This recipe is ideal to make with kids, whatever age – no need to bake, fun to make and the result is absolutely delicious while still being healthy and packed full of energy. If you’re homeschooling use this opportunity as a ‘food tech’ lesson and allow them to munch on them in between breaks! I used Fearne & Rosie’s reduced sugar jam *gifted which made such a tasty, juicy filling in between a flapjack base and topping. Yum! Thanks to my little boy Tom for being my hand model 🙂 He is addicted to these and proof that they get the kid-approved thumbs up!
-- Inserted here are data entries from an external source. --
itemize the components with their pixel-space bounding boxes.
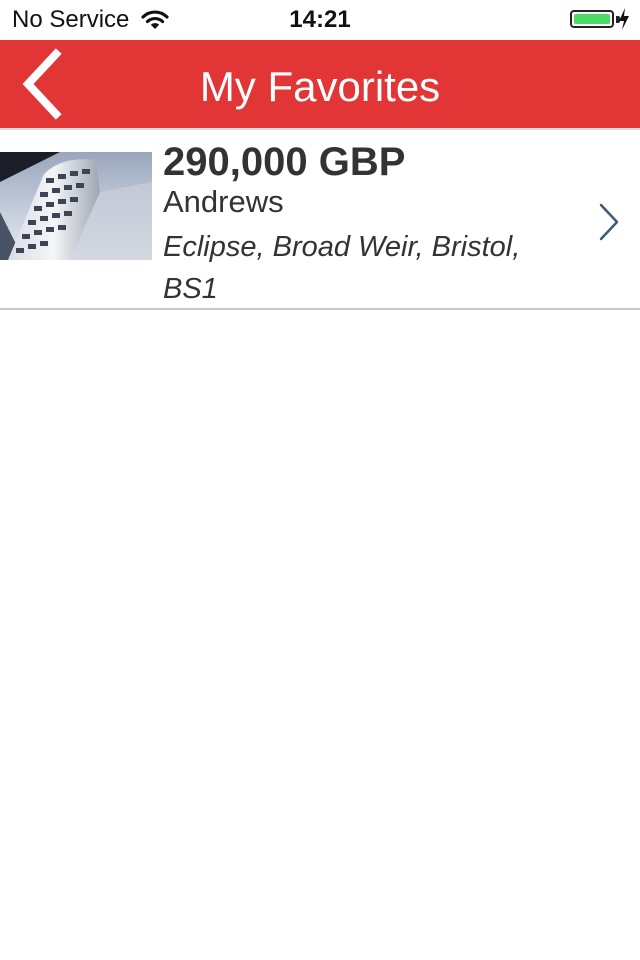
favorites-list: 290,000 GBP Andrews Eclipse, Broad Weir,… [0,128,640,310]
agent-name: Andrews [163,184,284,219]
property-address: Eclipse, Broad Weir, Bristol, BS1 [163,231,521,305]
property-price: 290,000 GBP [163,140,406,184]
property-thumbnail [0,152,152,260]
battery-icon [570,10,614,28]
nav-bar: My Favorites [0,40,640,128]
status-time: 14:21 [289,6,351,33]
status-bar: No Service 14:21 [0,0,640,40]
page-title: My Favorites [199,63,441,110]
chevron-right-icon [599,203,619,241]
battery-level [574,14,610,24]
building-photo [0,152,152,260]
charging-bolt-icon [619,8,629,30]
list-item[interactable]: 290,000 GBP Andrews Eclipse, Broad Weir,… [0,128,640,310]
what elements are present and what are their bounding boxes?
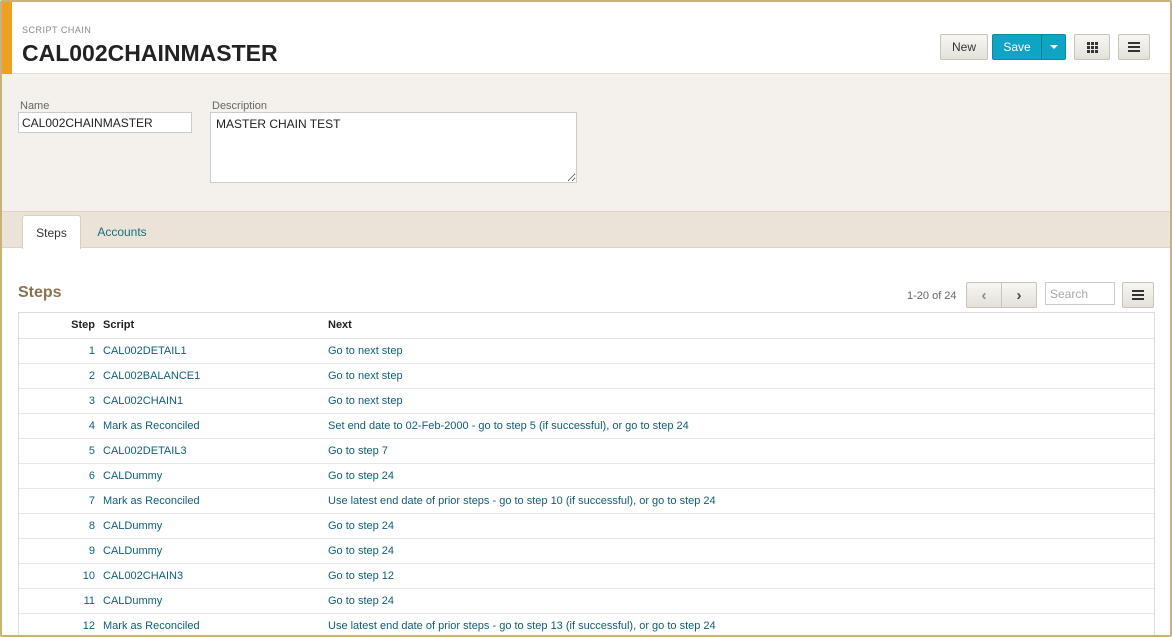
save-button[interactable]: Save [992,34,1042,60]
table-row[interactable]: 5 CAL002DETAIL3 Go to step 7 [19,438,1154,464]
steps-section-title: Steps [18,284,62,301]
next-action-link[interactable]: Go to step 12 [324,563,1154,589]
pager-count: 1-20 of 24 [907,290,957,302]
next-action-link[interactable]: Go to step 24 [324,588,1154,614]
caret-down-icon [1049,45,1058,49]
previous-page-button[interactable]: ‹ [966,282,1002,308]
grid-icon [1086,41,1098,53]
column-header-step[interactable]: Step [19,313,99,339]
script-link[interactable]: CALDummy [99,538,324,564]
next-action-link[interactable]: Go to next step [324,338,1154,364]
table-row[interactable]: 2 CAL002BALANCE1 Go to next step [19,363,1154,389]
step-cell: 2 [19,363,99,389]
table-row[interactable]: 11 CALDummy Go to step 24 [19,588,1154,614]
next-action-link[interactable]: Use latest end date of prior steps - go … [324,488,1154,514]
chevron-left-icon: ‹ [981,286,987,304]
name-label: Name [20,100,50,112]
description-field[interactable]: MASTER CHAIN TEST [210,112,577,183]
column-header-next[interactable]: Next [324,313,1154,339]
steps-table-body: 1 CAL002DETAIL1 Go to next step 2 CAL002BALA… [19,338,1154,635]
step-cell: 10 [19,563,99,589]
next-action-link[interactable]: Go to next step [324,363,1154,389]
accent-bar [2,2,12,74]
step-cell: 6 [19,463,99,489]
steps-table-container: Step Script Next 1 CAL002DETAIL1 Go to nex… [18,312,1155,635]
script-link[interactable]: CALDummy [99,463,324,489]
step-cell: 12 [19,613,99,635]
description-label: Description [212,100,268,112]
next-action-link[interactable]: Go to step 24 [324,538,1154,564]
table-row[interactable]: 12 Mark as Reconciled Use latest end date … [19,613,1154,635]
script-link[interactable]: CAL002CHAIN3 [99,563,324,589]
script-link[interactable]: CAL002DETAIL3 [99,438,324,464]
step-cell: 3 [19,388,99,414]
tab-steps[interactable]: Steps [22,215,81,249]
step-cell: 11 [19,588,99,614]
script-link[interactable]: Mark as Reconciled [99,488,324,514]
step-cell: 7 [19,488,99,514]
column-header-script[interactable]: Script [99,313,324,339]
table-row[interactable]: 7 Mark as Reconciled Use latest end date o… [19,488,1154,514]
next-action-link[interactable]: Go to step 7 [324,438,1154,464]
step-cell: 1 [19,338,99,364]
save-options-button[interactable] [1041,34,1066,60]
actions-menu-button[interactable] [1118,34,1150,60]
next-action-link[interactable]: Go to step 24 [324,463,1154,489]
hamburger-icon [1132,290,1144,300]
table-row[interactable]: 4 Mark as Reconciled Set end date to 02-Fe… [19,413,1154,439]
next-action-link[interactable]: Set end date to 02-Feb-2000 - go to step… [324,413,1154,439]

For the flapjack mixture –
- 200g rolled oats (I used Quaker)
- 50g granola of choice
- 1 teaspoon cinnamon
- 4 tablespoons coconut oil
- 4 tablespoons smooth nut butter (I used Mani Life)
- 8 tablespoons maple syrup (I used Maple From Cananda)
For the filling –
- 1 x jar Fearne & Rosie’s reduced sugar raspberry jam
- Place the oats, granola and cinnamon in a bowl.
- Melt the coconut oil, nut butter and syrup then pour into the bowl and mix well to combine.
- Tip half of this into the base of the tin and press down well in an even layer.
- Spread the jam all across the base to cover in an even layer.
- Spoon over the rest of the mixture on top of the jam and press down well. Chill in the fridge for 3 hours to set.
- Pop out of the tin, cut into bars and enjoy! Keep the remainder in the fridge for up to 1 week.